しかし藍音は出されたお茶に目を向け、優雅にティーカップを持ち上げる。
「あら、そんな。ロッド卿はお上手なのね……ふふっ」
一口飲んで、どうとでも取れる笑みを浮かべればロッドは都合よく解釈してくれたようで、さっそく営業用の顔つきになった。
場所は変わってここはヒルイン工房の特別室。所謂、お得意様専用フロアで、高級ホテルのラウンジから、一代で財を築き上げた成金オヤジの居間に通された感じである。
――……居心地が悪いなぁ。
レブロン邸はもちろん大貴族の邸宅だ。しかし長い歴史と不動の財があるのでギラつき感は皆無。品の良さと、そこに住まう人々の居心地の良さに重きを置かれている。
アイネをさんざん虐げてきたあの屋敷を褒めるのは気に食わないけれど、やはり良いものは良いのだと藍音は一人結論を下した。
「ところで奥様、本日はヒューイ殿はご一緒ではないのでしょうか?」
つらつらと他の事を考えていたら、ロッドは不思議そうな顔で尋ねてくる。藍音は事前に考えていた答えを口にした。

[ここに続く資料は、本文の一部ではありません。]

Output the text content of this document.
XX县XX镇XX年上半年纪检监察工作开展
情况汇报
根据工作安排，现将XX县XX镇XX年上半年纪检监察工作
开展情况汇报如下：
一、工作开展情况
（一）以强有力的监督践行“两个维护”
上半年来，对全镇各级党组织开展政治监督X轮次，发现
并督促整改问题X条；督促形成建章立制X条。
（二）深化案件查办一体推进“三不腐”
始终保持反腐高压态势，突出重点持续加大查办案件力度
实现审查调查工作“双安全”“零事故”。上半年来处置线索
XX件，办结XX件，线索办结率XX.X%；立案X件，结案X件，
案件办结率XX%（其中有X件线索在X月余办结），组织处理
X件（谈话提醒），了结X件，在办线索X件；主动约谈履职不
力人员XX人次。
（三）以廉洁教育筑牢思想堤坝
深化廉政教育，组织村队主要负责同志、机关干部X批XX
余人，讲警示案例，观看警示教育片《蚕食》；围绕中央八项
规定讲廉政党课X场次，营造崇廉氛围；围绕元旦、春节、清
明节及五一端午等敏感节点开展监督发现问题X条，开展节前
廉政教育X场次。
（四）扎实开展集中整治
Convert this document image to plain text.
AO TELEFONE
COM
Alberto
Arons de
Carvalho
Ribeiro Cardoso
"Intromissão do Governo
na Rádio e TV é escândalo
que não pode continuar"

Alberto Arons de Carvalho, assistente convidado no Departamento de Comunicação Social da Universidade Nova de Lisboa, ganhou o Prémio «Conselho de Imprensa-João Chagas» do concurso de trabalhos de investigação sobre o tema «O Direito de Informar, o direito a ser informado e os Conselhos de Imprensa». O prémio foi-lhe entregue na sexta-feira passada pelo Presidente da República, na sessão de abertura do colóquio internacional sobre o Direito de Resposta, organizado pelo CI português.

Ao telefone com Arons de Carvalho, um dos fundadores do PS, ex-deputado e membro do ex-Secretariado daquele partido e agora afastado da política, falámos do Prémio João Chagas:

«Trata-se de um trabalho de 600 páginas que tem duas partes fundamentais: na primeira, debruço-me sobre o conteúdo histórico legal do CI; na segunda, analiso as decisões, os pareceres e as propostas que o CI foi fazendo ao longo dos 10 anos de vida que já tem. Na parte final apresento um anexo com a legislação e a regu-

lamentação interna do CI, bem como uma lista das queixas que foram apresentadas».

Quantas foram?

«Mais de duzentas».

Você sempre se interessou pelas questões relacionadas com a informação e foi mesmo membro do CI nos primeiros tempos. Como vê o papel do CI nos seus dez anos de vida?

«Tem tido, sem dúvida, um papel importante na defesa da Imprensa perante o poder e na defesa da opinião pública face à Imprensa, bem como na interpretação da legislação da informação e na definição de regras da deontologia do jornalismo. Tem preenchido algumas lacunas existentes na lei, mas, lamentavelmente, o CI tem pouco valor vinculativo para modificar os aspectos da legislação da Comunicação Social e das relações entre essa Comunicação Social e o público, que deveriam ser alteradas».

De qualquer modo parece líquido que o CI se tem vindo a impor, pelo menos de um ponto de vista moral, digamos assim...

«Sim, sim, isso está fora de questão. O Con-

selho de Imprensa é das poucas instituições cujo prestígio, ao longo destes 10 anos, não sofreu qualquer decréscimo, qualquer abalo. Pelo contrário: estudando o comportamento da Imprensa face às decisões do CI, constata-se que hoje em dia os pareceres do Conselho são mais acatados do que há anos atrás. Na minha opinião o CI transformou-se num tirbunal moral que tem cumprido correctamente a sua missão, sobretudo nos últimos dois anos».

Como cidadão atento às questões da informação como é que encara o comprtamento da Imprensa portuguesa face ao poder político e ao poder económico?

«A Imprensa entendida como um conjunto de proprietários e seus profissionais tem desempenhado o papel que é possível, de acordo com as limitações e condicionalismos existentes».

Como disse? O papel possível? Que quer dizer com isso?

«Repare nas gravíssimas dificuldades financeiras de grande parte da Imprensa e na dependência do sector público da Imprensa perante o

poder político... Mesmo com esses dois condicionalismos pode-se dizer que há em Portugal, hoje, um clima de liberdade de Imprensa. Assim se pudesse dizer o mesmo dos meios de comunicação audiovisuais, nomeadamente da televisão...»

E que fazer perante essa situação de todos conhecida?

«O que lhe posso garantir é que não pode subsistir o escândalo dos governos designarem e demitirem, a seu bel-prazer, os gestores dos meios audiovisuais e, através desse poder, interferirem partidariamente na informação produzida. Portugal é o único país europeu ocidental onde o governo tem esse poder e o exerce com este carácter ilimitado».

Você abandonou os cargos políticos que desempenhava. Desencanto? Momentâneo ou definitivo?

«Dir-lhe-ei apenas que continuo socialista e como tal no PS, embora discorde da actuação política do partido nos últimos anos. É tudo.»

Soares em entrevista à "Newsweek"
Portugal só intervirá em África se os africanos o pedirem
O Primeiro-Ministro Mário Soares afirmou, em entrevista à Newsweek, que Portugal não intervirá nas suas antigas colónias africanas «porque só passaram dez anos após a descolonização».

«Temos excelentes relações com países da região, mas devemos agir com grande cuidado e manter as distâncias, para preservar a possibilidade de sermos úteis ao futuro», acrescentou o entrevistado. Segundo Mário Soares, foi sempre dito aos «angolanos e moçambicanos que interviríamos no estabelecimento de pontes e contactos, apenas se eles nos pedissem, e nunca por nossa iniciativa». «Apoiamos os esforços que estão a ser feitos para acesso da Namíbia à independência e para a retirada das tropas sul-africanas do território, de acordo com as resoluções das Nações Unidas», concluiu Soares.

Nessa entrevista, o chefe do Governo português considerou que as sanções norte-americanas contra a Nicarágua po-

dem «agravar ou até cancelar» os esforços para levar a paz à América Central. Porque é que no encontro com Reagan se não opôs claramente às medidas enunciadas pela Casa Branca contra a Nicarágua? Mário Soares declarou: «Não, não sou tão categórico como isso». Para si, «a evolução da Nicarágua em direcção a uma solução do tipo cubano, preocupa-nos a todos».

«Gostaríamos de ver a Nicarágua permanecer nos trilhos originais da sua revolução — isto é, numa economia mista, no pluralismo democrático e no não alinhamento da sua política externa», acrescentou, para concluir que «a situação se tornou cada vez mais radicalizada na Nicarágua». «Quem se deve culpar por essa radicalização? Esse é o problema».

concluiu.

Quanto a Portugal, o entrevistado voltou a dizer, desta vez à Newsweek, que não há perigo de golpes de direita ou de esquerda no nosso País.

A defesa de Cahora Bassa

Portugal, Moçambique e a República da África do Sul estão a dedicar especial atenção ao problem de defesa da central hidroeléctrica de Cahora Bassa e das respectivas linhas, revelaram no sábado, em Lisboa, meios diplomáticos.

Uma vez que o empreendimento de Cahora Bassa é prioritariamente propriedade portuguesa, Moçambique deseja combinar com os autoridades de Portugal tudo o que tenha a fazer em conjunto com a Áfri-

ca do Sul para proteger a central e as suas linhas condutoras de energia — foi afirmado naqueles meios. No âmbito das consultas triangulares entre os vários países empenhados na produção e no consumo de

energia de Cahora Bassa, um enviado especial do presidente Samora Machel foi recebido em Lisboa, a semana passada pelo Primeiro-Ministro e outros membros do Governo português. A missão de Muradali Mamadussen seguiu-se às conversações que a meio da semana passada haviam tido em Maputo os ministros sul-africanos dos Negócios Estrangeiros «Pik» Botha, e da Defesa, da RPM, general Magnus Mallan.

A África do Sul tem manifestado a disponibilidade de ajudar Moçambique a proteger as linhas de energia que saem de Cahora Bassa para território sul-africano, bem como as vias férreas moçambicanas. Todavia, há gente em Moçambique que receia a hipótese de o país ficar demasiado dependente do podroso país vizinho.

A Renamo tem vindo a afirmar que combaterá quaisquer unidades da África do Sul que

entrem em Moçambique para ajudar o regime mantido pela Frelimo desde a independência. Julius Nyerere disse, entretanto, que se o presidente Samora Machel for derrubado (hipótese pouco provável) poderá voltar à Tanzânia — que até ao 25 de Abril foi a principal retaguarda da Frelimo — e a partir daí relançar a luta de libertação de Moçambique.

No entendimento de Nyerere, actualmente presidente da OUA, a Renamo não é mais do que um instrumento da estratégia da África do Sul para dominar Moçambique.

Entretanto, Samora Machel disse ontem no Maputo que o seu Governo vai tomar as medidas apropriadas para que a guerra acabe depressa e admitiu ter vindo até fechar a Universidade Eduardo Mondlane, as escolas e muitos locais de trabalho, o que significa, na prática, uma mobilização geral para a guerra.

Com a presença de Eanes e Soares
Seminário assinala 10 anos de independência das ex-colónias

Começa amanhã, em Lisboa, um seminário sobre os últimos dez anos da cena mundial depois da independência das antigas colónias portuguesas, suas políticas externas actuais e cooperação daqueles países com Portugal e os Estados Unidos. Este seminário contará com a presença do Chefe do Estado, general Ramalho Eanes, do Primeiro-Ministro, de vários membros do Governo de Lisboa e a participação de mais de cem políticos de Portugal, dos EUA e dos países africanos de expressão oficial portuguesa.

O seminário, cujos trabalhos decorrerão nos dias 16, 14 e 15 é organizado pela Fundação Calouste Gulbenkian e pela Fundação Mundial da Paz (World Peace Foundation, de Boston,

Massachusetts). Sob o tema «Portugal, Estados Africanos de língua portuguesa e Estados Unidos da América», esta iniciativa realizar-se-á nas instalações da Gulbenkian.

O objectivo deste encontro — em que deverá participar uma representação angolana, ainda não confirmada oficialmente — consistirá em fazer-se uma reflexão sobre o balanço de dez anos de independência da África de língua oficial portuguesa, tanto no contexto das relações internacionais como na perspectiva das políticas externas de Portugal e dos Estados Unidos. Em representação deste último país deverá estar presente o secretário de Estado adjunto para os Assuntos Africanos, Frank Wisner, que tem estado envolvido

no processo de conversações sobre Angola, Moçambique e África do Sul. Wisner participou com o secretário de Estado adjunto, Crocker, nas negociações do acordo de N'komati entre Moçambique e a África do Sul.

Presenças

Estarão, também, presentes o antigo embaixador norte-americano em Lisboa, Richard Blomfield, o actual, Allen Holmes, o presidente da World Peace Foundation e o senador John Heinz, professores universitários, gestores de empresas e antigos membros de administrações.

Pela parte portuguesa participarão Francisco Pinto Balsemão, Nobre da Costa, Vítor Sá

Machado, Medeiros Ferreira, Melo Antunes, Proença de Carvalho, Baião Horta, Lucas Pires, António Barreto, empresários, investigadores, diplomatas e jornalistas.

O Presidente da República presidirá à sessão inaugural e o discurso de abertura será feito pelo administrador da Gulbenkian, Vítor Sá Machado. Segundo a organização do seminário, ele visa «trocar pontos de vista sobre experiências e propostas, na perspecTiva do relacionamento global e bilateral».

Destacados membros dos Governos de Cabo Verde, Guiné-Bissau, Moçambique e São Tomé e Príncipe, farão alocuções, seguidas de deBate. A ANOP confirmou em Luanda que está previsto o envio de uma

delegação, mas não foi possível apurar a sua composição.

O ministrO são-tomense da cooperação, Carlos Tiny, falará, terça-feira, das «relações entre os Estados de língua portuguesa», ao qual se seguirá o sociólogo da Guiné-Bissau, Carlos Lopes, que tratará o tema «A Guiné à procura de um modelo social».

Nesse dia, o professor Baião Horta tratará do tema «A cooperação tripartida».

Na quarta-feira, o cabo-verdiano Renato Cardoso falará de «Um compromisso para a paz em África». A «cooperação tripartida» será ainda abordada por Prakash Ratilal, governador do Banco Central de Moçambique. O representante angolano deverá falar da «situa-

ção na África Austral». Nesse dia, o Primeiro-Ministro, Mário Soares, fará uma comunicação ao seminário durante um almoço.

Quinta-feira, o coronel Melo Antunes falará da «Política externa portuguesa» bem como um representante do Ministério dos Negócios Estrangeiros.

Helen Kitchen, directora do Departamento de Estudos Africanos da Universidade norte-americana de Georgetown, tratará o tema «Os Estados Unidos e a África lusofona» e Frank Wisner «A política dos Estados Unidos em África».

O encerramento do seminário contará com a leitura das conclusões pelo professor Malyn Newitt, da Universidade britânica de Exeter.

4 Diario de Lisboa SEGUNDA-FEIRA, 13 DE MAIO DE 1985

「ええ。彼に任せるのにもちょっと飽きてしまって。ここは素敵な商品ばかりを扱うから、わたくしも一度自分で選んでみたいと思いまして」
「さようでございますか。さすがレブロン家の奥様。わが社の宝石は身に着ける方に直接選んでいただくのが一番でございます」
うんうんとロッドは、したり顔で頷く。
「ロッド卿にそう仰ってもらって、わたくしはとても嬉しいわ。ヒューイは少し過保護な面があって、ここに足を向けることに良い顔をしてくれないのよ」
「確かにこんなお奇麗な奥様が外出なさるとなると、仕えるものは気が気でないでしょう」
「まぁ、ロッド卿ったら本当にお上手ね」
「いえ。私は宝石を扱う人間です。嘘は吐きません」
「ふふっ、素敵な言葉ね」
なぁーにを言ってるんだ、この馬鹿。と藍音は心の中でロッドに悪態を吐く。
この男、あっさりヒューイの名を出したけれど、アイネの記憶ではアイネは一度もヒューイに使いを頼んだ事は無い。つまりヒューイがここで無断で宝石を購入していることが判明した。
とりあえず予想は当たった。無駄足にならなくて良かった藍音はホッとする。あとはしっかり証拠を固めるのみ。
「じゃあ、お茶もいただいたことだし、そろそろ見せていただこうかしら?」
「はい。では、少々お待ちを」
待ってましたと言わんばかりに、部屋を飛び出して行こうとするロッドを藍音は「待って」と呼び止める。
「実はね、わたくし物覚えがあまり良く無くて……似たようなものを選んでしまいそうだから、これまで注文したリストも一緒に持ってきていただけるかしら?」
「承知いたしました。奥様」
二つ返事で引き受けてくれたロッドは、今度こそ部屋を出て行った。